Ursula
Black hair. Red claws. That’s all
you need to know. She left
the cubs a long time ago,
and now all she wants is a man
to drink gin and play snooker.
She keeps a gun in her purse
and two ex lovers in jail,
signs her letters with a kiss
and a dab of cheap perfume.
She knows how to use a letter opener,
walk upright like a lady,
forage berries in the forest,
bandage a gunshot wound,
claw her way out of the trunk
of a speeding car, and roll away.
She’s on the hunt when hunted,
growls obscenities when hit
by a tranquillizer dart.
In this city full of garbage,
she knows you by your smell.
Behind the Poem
Paul Stephenson and I have been sending each other postcards with the implicit dare to try to write a poem about whatever is depicted–the stranger, the better.

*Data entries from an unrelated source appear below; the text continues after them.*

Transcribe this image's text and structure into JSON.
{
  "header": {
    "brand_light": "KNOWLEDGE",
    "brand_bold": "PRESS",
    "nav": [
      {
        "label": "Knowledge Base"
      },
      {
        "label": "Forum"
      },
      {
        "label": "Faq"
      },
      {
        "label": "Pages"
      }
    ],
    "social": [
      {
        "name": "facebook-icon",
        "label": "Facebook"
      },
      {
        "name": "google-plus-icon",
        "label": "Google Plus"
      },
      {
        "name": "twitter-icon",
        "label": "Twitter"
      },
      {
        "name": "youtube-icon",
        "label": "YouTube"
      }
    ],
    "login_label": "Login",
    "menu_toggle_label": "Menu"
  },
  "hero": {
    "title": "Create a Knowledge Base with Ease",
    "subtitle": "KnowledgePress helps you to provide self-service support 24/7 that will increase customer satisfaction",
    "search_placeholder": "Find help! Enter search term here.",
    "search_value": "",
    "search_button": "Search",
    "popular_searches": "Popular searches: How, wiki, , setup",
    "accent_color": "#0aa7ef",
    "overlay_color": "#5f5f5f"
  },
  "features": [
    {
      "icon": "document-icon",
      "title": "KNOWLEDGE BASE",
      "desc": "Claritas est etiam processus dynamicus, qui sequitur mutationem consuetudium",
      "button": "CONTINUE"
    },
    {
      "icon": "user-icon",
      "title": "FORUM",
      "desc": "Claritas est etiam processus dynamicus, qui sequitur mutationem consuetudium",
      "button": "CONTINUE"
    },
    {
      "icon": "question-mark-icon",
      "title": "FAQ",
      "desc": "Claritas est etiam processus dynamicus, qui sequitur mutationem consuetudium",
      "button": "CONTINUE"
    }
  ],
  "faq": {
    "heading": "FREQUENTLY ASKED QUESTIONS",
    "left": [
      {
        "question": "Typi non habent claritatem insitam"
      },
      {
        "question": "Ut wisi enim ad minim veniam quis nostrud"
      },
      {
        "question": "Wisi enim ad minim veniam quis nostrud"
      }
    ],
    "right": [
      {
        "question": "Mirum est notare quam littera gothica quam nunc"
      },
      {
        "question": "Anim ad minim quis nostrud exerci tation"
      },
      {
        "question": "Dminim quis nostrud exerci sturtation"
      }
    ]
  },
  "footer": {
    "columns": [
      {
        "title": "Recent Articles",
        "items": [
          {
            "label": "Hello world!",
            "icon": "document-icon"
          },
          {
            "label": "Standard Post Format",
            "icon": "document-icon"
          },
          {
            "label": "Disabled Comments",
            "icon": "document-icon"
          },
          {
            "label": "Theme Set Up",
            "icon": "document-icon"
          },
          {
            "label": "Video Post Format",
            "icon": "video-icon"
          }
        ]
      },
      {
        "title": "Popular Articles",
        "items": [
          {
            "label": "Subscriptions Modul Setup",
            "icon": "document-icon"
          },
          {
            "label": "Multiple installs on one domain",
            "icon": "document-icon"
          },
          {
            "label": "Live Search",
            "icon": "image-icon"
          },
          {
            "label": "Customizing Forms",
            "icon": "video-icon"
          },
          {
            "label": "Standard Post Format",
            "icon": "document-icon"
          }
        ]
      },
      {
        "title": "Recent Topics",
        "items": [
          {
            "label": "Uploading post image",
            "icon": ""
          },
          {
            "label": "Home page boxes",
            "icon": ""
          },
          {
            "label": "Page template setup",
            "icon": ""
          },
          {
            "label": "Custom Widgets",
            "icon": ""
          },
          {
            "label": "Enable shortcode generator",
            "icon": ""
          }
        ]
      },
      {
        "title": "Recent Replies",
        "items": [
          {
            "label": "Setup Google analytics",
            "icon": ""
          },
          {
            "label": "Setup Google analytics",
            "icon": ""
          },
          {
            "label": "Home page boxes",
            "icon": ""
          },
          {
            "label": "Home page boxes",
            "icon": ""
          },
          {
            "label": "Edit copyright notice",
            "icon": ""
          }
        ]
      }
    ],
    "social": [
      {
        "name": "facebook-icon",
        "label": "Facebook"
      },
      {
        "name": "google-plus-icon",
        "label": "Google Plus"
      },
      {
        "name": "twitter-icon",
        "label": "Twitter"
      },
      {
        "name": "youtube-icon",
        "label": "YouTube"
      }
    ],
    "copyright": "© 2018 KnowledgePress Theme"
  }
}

When I received this postcard advertising some kind of noir West End stage production called “The Bear”, it set my head spinning.
I wrote a very different kind of poem about a bear several years ago, a lament that became part of my first short collection Human Shade. But the more I stared at this “dame” with a pistol in her hands, the more she and the bloody-clawed bear behind her seemed to fuse in my mind.
Valerie and I found some old excess footage, now in the public domain, from a Los Angeles film studio in the 1950s, and we put this together with road, wind, and bear noises as accompaniment. So this new film-poem was born.